The MBTA randomly inspects passenger’s bags, but does not search, according to Kelly Smith, deputy press secretary for the MBTA.

“These random, non-intrusive inspections take place every week at various stations,” Smith wrote in an email to Patch.

In 2006, then Gov. Mitt Romney directed the MBTA to perform random bag inspections for explosive materials, resurrecting the practice which started at the Boston Democratic National Convention in 2004.

“Passengers are selected on a random basis through the use of a computer-generated sequence of numbers, according to the MBTA,” according to an informational post on the inspections on the MBTA’s website. “These inspections involve the brushing, with a swab, of the exterior of a carry-on. This swab is then placed in explosive trace detection equipment.” 

In August 2006, the U.S. Court of Appeals for the 2nd Circuit in New York upheld a decision that bag inspections on the Metropolitan Transportation Authority do not violate an individual’s Constitutional rights, according to an MBTA press release from October 2006. Following the London subway bombings in July of 2005, New York had instituted a policy that was based on the MBTA’s random bag inspection program used during the DNC.

Two court cases- American-Arab Anti-Discrimination Committee v. Massachusetts Bay Transportation Authority, 2004 and MacWade v. Kelly, 2006 – upheld the inspections, according to the MBTA.

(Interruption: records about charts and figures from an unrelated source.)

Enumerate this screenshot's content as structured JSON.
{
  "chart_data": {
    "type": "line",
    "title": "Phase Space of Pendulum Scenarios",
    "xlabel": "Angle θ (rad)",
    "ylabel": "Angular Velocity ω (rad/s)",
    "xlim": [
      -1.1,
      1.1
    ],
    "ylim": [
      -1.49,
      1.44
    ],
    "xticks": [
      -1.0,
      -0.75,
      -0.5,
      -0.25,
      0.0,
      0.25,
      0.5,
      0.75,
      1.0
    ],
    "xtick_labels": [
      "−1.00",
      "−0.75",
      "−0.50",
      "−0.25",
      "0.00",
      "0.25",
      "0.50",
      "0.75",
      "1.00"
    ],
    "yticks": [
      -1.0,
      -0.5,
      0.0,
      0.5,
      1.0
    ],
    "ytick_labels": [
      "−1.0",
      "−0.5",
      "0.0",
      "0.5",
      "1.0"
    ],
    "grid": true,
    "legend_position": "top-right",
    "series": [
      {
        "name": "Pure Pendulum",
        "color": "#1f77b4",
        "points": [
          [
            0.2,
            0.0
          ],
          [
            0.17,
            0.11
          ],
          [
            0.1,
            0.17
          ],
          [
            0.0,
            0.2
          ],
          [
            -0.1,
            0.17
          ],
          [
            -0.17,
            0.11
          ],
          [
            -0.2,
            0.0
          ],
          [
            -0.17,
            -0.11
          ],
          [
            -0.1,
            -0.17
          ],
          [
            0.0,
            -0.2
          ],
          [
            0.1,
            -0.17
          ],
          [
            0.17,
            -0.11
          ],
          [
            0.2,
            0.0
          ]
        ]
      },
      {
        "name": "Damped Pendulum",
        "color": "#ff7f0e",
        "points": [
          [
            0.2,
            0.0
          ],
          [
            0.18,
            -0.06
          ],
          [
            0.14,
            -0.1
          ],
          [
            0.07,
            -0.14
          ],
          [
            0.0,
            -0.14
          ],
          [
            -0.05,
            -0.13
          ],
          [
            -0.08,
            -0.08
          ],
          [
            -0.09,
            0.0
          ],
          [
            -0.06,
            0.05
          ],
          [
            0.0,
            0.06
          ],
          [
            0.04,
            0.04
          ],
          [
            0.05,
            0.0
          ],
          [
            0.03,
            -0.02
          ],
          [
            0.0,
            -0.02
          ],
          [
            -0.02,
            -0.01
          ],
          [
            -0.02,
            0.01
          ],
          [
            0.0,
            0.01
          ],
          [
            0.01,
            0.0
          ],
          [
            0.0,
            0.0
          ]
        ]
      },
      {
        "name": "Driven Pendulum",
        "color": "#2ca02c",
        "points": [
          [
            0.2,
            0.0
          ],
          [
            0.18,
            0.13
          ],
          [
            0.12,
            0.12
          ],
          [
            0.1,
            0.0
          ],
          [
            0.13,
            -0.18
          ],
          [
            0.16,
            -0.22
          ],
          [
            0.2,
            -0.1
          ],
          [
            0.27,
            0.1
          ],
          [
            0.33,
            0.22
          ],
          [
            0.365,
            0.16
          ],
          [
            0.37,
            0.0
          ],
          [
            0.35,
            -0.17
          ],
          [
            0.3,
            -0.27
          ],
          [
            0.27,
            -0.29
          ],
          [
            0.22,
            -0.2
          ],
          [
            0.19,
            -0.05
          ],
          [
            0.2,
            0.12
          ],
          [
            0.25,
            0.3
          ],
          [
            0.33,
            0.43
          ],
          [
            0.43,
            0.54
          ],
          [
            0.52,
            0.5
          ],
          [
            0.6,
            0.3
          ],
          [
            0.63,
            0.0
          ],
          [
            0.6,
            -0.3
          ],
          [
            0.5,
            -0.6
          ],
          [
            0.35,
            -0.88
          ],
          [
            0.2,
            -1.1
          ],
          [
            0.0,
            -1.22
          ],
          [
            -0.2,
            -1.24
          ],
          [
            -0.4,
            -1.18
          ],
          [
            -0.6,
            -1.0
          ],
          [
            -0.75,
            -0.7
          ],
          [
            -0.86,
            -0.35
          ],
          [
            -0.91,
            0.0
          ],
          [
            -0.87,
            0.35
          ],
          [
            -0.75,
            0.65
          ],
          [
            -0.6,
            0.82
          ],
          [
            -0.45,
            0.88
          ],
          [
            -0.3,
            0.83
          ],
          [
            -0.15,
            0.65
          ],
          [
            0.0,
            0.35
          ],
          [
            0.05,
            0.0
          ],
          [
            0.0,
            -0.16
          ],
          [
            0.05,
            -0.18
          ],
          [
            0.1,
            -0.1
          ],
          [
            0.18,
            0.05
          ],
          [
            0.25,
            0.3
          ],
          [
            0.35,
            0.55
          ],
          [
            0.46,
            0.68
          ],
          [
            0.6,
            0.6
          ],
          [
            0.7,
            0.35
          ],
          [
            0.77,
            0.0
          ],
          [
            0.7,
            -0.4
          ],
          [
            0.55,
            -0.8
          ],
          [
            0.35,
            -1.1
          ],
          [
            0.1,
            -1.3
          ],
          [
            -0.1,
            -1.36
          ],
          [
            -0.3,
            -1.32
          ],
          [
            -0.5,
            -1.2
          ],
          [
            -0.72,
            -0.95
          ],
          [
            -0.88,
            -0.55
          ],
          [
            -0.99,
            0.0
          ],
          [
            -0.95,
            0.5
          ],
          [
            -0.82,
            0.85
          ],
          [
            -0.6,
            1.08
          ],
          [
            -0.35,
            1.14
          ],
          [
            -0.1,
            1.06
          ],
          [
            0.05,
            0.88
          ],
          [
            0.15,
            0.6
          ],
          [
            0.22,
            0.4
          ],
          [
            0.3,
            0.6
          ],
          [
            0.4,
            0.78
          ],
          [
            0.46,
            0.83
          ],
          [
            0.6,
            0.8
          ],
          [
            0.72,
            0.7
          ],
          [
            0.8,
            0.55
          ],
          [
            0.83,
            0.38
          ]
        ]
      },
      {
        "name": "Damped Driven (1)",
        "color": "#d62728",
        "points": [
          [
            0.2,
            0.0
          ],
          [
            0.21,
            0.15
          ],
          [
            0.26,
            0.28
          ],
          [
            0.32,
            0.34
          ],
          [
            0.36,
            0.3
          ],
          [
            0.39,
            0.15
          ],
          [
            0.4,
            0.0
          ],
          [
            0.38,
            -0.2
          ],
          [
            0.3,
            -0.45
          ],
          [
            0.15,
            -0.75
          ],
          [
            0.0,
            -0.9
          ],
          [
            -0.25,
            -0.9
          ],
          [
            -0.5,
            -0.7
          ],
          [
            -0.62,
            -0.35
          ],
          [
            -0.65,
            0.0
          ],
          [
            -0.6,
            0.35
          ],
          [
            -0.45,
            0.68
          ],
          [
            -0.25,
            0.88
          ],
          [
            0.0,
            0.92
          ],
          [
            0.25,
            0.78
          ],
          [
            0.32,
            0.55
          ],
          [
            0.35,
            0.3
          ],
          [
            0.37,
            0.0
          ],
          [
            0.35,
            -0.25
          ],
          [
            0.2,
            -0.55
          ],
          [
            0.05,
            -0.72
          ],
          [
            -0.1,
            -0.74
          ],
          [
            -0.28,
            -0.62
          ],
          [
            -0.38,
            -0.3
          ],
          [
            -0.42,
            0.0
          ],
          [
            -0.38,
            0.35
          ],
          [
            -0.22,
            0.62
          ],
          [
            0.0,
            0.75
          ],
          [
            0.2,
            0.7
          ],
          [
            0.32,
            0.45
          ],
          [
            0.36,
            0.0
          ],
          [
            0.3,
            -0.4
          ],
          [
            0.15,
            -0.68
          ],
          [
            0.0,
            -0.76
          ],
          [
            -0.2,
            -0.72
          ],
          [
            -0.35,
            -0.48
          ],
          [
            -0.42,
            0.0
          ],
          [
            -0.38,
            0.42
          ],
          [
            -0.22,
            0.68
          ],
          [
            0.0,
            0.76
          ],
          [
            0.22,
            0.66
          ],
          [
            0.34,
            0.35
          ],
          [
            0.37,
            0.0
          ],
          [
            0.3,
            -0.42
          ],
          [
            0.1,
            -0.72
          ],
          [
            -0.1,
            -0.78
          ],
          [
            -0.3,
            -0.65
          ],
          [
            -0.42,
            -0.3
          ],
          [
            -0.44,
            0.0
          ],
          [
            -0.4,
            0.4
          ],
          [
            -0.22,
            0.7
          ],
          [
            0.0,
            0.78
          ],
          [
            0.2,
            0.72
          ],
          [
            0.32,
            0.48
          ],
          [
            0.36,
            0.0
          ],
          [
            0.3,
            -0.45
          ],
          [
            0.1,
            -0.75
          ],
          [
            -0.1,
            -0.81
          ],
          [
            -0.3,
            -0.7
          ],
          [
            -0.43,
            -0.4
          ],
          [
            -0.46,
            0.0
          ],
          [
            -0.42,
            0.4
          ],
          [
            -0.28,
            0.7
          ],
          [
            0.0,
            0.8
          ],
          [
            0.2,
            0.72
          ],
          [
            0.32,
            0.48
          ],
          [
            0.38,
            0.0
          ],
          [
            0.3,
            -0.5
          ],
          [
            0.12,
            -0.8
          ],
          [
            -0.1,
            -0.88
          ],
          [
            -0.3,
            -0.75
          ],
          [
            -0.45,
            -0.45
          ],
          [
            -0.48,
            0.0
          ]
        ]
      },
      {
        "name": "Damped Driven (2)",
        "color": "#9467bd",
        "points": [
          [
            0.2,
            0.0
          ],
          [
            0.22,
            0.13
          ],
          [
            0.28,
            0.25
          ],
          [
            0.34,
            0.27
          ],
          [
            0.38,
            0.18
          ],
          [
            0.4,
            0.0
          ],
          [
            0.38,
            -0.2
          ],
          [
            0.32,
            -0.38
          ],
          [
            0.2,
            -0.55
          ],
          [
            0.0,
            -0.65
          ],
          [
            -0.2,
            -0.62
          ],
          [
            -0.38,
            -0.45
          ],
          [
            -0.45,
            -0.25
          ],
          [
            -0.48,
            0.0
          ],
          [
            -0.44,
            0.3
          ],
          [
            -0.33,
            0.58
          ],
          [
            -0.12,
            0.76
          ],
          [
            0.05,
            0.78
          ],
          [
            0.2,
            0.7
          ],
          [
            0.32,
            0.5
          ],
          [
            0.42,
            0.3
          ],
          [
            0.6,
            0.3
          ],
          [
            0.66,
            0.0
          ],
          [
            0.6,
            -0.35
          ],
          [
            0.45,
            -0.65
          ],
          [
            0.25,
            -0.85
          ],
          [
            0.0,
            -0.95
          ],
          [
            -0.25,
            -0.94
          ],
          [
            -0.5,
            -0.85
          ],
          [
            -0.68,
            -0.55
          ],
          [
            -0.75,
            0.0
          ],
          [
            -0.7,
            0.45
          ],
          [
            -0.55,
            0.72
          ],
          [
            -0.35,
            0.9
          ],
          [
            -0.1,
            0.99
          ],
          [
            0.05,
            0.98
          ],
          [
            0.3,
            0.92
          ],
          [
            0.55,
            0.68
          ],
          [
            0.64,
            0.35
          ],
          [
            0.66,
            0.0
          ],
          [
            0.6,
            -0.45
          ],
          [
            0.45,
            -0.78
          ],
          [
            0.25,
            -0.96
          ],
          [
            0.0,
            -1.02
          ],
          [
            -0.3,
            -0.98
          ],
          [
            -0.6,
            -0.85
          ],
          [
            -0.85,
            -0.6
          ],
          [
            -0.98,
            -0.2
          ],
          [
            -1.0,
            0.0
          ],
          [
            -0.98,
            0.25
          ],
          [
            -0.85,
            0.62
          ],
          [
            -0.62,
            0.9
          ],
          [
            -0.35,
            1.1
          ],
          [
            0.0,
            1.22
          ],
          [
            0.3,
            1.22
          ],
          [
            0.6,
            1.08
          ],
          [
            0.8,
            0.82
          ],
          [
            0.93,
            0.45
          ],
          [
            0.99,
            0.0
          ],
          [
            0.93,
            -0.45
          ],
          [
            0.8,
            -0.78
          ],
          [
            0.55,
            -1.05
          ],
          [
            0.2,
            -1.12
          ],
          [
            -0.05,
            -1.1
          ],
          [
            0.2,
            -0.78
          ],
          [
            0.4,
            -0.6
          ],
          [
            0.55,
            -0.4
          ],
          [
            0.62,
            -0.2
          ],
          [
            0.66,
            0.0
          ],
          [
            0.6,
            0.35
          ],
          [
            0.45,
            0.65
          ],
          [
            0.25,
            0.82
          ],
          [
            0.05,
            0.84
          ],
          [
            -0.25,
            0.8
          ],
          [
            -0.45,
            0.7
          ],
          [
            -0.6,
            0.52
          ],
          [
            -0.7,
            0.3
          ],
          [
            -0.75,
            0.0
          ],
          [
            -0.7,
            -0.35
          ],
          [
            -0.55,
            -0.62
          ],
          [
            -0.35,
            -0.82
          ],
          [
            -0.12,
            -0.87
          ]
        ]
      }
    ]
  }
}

“It’s not searches, it’s swabs,” Smith said. “They don’t even go inside your bag.”

Smith added passengers can decline the swabs, but they then forfeit their right to ride on the MBTA.

Still, Kirkland asserts Defend the 4th feels all such inspections along the MBTA, and the MBTA’s coordination with TSA, which performs the inspections, are at least inappropriate and possibly illegal.

“We find these invasions of our privacy to be unjustified, unwarranted, and anti-Constitutional,” he said in an email.